For complex turbulent flows, Reynolds stress closure modeling (RSCM) is the lowest level at which models can be developed with some fidelity to the governing Navier-Stokes equations. Citing computational burden, researchers have long sought to reduce the seven-equation RSCM to the so-called algebraic Reynolds stress model which involves solving only two evolution equations for turbulent kinetic energy and dissipation. In the past, reduction has been accomplished successfully in the weak-equilibrium limit of turbulence. In non-equilibrium turbulence, attempts at reduction have lacked mathematical rigor and have been based on ad hoc hypotheses resulting in less than adequate models. In this work we undertake a formal (numerical) examination of the dynamical system of equations that constitute the Reynolds stress closure model to investigate the following questions. (i) When does the RSCM equation system formally permit reduced representation? (ii) What is the dimensionality (number of independent variables) of the permitted reduced system? (iii) How can one derive the reduced system (algebraic Reynolds stress model) from the full RSCM equations?
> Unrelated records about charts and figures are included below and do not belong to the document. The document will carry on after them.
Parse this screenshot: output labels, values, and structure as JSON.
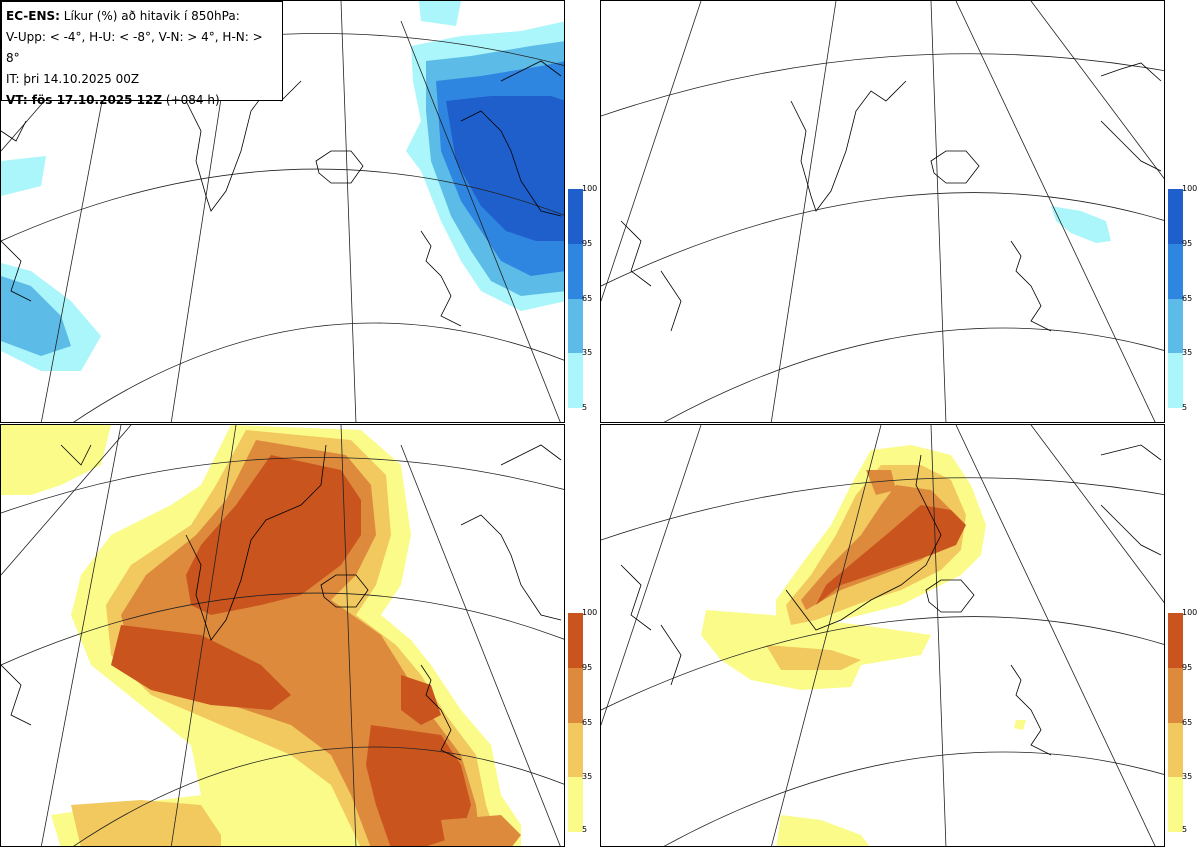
{
  "header": {
    "line1_bold": "EC-ENS:",
    "line1_rest": " Líkur (%) að hitavik í 850hPa:",
    "line2": "V-Upp: < -4°, H-U: < -8°, V-N: > 4°, H-N: > 8°",
    "line3": "IT: þri 14.10.2025 00Z",
    "line4_bold": "VT: fös 17.10.2025 12Z",
    "line4_rest": " (+084 h)"
  },
  "panels": [
    {
      "id": "top-left",
      "variable": "V-Upp",
      "threshold": "< -4°",
      "palette": "blue"
    },
    {
      "id": "top-right",
      "variable": "H-U",
      "threshold": "< -8°",
      "palette": "blue"
    },
    {
      "id": "bottom-left",
      "variable": "V-N",
      "threshold": "> 4°",
      "palette": "orange"
    },
    {
      "id": "bottom-right",
      "variable": "H-N",
      "threshold": "> 8°",
      "palette": "orange"
    }
  ],
  "colorbar": {
    "ticks": [
      "100",
      "95",
      "65",
      "35",
      "5"
    ],
    "blue_colors": [
      "#1f5fcc",
      "#2f86e0",
      "#5dbbe8",
      "#aaf6fa"
    ],
    "orange_colors": [
      "#c9541d",
      "#dd8a3c",
      "#f1c95e",
      "#fbfb8a"
    ]
  }
}
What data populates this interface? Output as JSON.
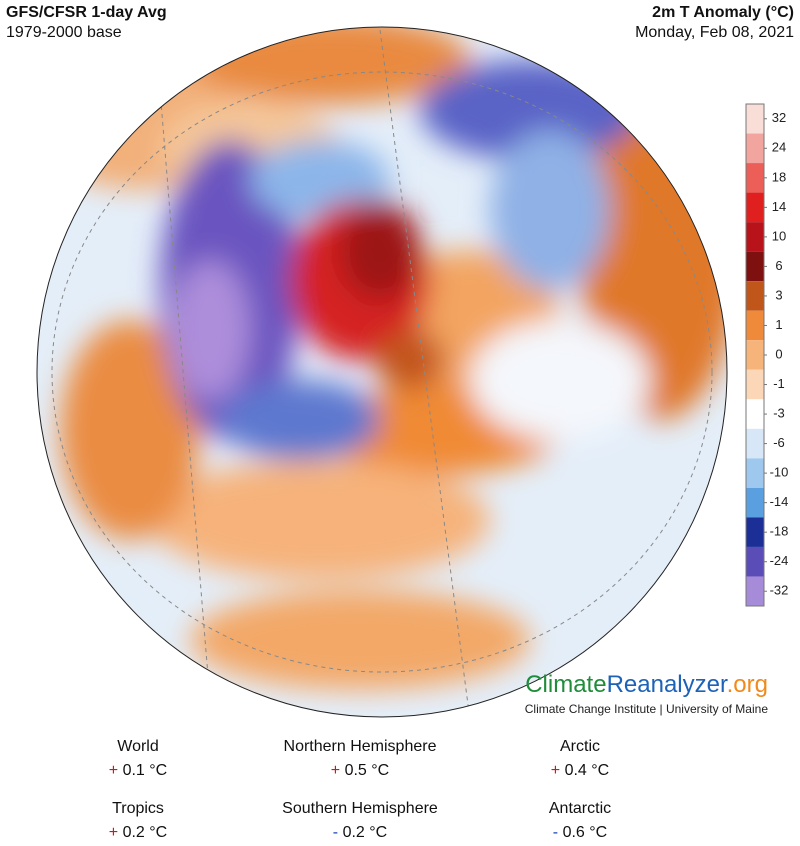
{
  "header": {
    "title": "GFS/CFSR 1-day Avg",
    "subtitle": "1979-2000 base",
    "variable": "2m T Anomaly (°C)",
    "date": "Monday, Feb 08, 2021"
  },
  "legend": {
    "ticks": [
      32,
      24,
      18,
      14,
      10,
      6,
      3,
      1,
      0,
      -1,
      -3,
      -6,
      -10,
      -14,
      -18,
      -24,
      -32
    ],
    "colors": [
      "#f9ded8",
      "#f2a59e",
      "#ec5f58",
      "#e01f1f",
      "#b8131a",
      "#7e1010",
      "#c0561a",
      "#ee8a3a",
      "#f7b47a",
      "#fbd7b7",
      "#ffffff",
      "#d7e7f7",
      "#9fc8ef",
      "#5a9fe0",
      "#1c2f96",
      "#5b4db8",
      "#a58bd8"
    ]
  },
  "logo": {
    "part1": "Climate",
    "part2": "Reanalyzer",
    "part3": ".org",
    "subtitle": "Climate Change Institute | University of Maine"
  },
  "stats": [
    {
      "name": "World",
      "sign": "+",
      "value": 0.1,
      "unit": "°C"
    },
    {
      "name": "Northern Hemisphere",
      "sign": "+",
      "value": 0.5,
      "unit": "°C"
    },
    {
      "name": "Arctic",
      "sign": "+",
      "value": 0.4,
      "unit": "°C"
    },
    {
      "name": "Tropics",
      "sign": "+",
      "value": 0.2,
      "unit": "°C"
    },
    {
      "name": "Southern Hemisphere",
      "sign": "-",
      "value": 0.2,
      "unit": "°C"
    },
    {
      "name": "Antarctic",
      "sign": "-",
      "value": 0.6,
      "unit": "°C"
    }
  ]
}
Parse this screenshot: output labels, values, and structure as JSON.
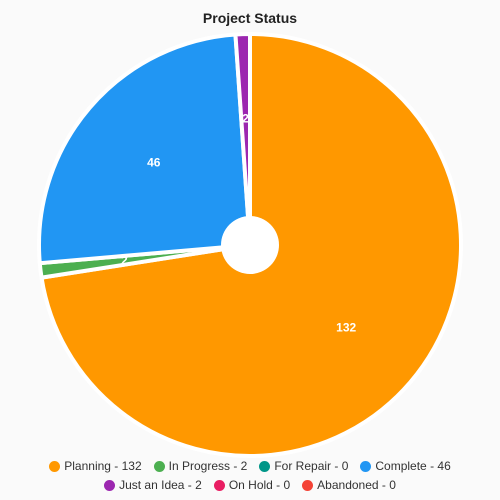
{
  "chart_data": {
    "type": "pie",
    "title": "Project Status",
    "slices": [
      {
        "name": "Planning",
        "value": 132,
        "color": "#ff9800",
        "label": "132"
      },
      {
        "name": "In Progress",
        "value": 2,
        "color": "#4caf50",
        "label": "2"
      },
      {
        "name": "For Repair",
        "value": 0,
        "color": "#009688",
        "label": ""
      },
      {
        "name": "Complete",
        "value": 46,
        "color": "#2196f3",
        "label": "46"
      },
      {
        "name": "Just an Idea",
        "value": 2,
        "color": "#9c27b0",
        "label": "2"
      },
      {
        "name": "On Hold",
        "value": 0,
        "color": "#e91e63",
        "label": ""
      },
      {
        "name": "Abandoned",
        "value": 0,
        "color": "#f44336",
        "label": ""
      }
    ],
    "legend": [
      "Planning - 132",
      "In Progress - 2",
      "For Repair - 0",
      "Complete - 46",
      "Just an Idea - 2",
      "On Hold - 0",
      "Abandoned - 0"
    ],
    "legend_position": "bottom"
  }
}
Our analysis reveals that a lower-dimensional representation of the RSCM equations is possible not only in the equilibrium limit, but also in the slow-manifold stage of non-equilibrium turbulence. The degree of reduction depends on the type of mean-flow deformation and state of turbulence. We further develop two novel methods for deriving algebraic Reynolds stress models from RSCM equations in non-equilibrium turbulence. The present work is expected to play an important role in bringing much of the sophistication of the RSCM into the realm of two-equation algebraic Reynolds stress models. Another objective of this work is to place the other algebraic stress modeling efforts in the lower-dimensional modeling context.